Capítulo VIII:
Sitiado en la fortaleza

Estaba bien entrada la mañana cuando el californiano despertó de su reparador sueño. Después de lavarse, recorrió la meseta, convenciéndose de que sólo existía un camino de acceso hasta allí. Con un cubo de lona plegable empezó a llenar de agua una cavidad rocosa. Cuando estuvo suficientemente llena, El Coyote se desnudó y bañóse con gran alivio para su cansado cuerpo. También lavó su ropa interior y la camisa y las tendió a secarse al sol; mientras tanto se preparó una abundante comida a base de tocino, tortas de maíz y cecina.

Cuando terminó de comer se puso la ropa limpia y cogiendo el rifle se acercó a un saliente de la cumbre que dominaba el difícil sendero que conducía allí. Apenas había asomado la cabeza, una bala silbó sobre él y de uno de los picachos más próximos una nubécula de humo se elevó lentamente.

Un poco más abajo surgió otra nubecilla de humo y otra bala silbó muy cerca del Coyote, indicando que el enemigo en masa estaba ya enterado de dónde se encontraba.

Levantando el rifle y graduando el alza al máximo, el californiano hizo tres disparos. Uno contra el picacho, otro más abajo y el tercero contra un bulto que vio moverse entre la vegetación. En seguida retrocedió hasta un lugar desde el cual pudiera vigilar el sendero y, al mismo tiempo, disparar contra los otros tiradores.

El primer disparo que hizo desde su nuevo puesto recibió una inmediata réplica de Ramey, quien a su vez sintió como si una brasa le hubiera sido aproximada a la oreja derecha.

Sólo el azar intervino en aquel tiro; pero su significación era tan clara que Ramey no pudo contener un estremecimiento mientras se aplicaba un sucísimo pañuelo, que debía haberle envenenado la sangre, pero que no lo hizo, a la oreja, a la cual le faltaba un trozo de lóbulo.

—¡La marca del Coyote! —susurró, estremeciéndose.

Rabioso, disparó hasta vaciar el depósito de su rifle, mientras, más arriba, Quincey aguardaba, atentamente, a que el sitiado replicara a aquel malgastar de municiones; pero El Coyote no se molestó en disparar de nuevo contra Ramey y, retirándose hasta donde pudo ponerse de nuevo en pie, volvió a recorrer su dominio.

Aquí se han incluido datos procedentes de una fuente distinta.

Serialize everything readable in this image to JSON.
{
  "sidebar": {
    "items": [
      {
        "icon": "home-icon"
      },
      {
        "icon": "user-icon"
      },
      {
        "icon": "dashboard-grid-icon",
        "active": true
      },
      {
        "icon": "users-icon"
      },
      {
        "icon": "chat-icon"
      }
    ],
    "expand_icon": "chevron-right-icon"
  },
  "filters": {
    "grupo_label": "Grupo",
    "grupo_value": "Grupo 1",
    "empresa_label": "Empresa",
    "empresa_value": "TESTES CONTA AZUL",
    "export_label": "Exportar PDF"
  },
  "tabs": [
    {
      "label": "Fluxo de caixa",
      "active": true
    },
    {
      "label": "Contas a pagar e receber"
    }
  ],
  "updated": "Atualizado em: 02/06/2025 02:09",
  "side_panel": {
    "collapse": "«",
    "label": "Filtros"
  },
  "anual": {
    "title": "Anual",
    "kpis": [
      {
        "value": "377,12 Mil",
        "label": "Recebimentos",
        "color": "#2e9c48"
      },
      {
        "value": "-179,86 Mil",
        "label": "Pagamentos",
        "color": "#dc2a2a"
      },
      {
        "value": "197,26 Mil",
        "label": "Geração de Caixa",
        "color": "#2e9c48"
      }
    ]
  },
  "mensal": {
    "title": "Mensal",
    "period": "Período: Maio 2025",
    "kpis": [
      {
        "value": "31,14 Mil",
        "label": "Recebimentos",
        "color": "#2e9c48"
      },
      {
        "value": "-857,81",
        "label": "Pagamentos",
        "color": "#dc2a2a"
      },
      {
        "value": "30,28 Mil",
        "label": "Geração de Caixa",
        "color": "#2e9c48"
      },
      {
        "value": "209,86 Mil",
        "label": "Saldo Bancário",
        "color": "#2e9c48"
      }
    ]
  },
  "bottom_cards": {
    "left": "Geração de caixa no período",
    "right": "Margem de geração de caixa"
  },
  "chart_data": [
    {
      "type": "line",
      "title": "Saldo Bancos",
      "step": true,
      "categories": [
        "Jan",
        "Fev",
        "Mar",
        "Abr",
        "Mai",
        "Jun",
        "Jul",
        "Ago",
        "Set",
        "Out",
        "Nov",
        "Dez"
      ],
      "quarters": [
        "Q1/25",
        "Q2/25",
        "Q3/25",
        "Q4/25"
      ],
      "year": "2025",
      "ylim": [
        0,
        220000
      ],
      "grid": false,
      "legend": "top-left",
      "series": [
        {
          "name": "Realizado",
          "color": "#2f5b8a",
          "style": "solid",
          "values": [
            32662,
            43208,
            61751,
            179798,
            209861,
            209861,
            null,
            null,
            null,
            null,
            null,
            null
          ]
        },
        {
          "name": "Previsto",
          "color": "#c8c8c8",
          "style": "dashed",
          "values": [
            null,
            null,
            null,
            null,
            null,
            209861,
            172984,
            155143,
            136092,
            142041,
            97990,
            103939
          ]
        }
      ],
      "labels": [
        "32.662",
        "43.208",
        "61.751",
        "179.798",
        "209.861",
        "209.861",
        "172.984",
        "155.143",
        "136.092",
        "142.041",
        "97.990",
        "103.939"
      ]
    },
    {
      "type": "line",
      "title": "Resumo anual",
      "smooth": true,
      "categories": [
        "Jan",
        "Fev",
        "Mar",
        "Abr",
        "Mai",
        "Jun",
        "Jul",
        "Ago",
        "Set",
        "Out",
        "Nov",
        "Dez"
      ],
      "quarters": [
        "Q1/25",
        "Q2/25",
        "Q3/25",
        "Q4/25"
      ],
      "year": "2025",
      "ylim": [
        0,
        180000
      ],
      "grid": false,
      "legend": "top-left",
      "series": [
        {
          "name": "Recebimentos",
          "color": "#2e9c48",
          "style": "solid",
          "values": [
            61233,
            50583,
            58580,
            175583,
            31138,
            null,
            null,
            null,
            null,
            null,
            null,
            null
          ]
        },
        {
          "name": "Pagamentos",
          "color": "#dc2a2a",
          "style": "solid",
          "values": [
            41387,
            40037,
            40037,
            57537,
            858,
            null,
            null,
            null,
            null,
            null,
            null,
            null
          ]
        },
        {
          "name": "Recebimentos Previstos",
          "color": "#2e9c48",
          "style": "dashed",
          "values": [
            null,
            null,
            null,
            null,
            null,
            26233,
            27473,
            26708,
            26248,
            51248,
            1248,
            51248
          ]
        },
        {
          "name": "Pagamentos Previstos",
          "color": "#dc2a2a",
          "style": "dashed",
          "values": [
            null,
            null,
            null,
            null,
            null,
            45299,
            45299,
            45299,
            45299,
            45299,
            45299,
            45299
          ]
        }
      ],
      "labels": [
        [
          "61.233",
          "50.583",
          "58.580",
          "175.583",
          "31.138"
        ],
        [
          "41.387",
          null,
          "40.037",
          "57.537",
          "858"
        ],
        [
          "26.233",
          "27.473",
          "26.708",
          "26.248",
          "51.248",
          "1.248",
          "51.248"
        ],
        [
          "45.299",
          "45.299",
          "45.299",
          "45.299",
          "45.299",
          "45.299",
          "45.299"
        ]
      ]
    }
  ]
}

Sólo existía una subida practicable; pero quizá por el lado opuesto fuese posible intentar el escalo o el descenso.

Apenas se había asomado para examinar aquella posible vía de escape, una bala silbó a bastante distancia; pero su silbido fue suficiente para hacer comprender al Coyote que el cerco se había establecido en toda regla, y que Quincey no estaba dispuesto a dejarle bajar del Trono.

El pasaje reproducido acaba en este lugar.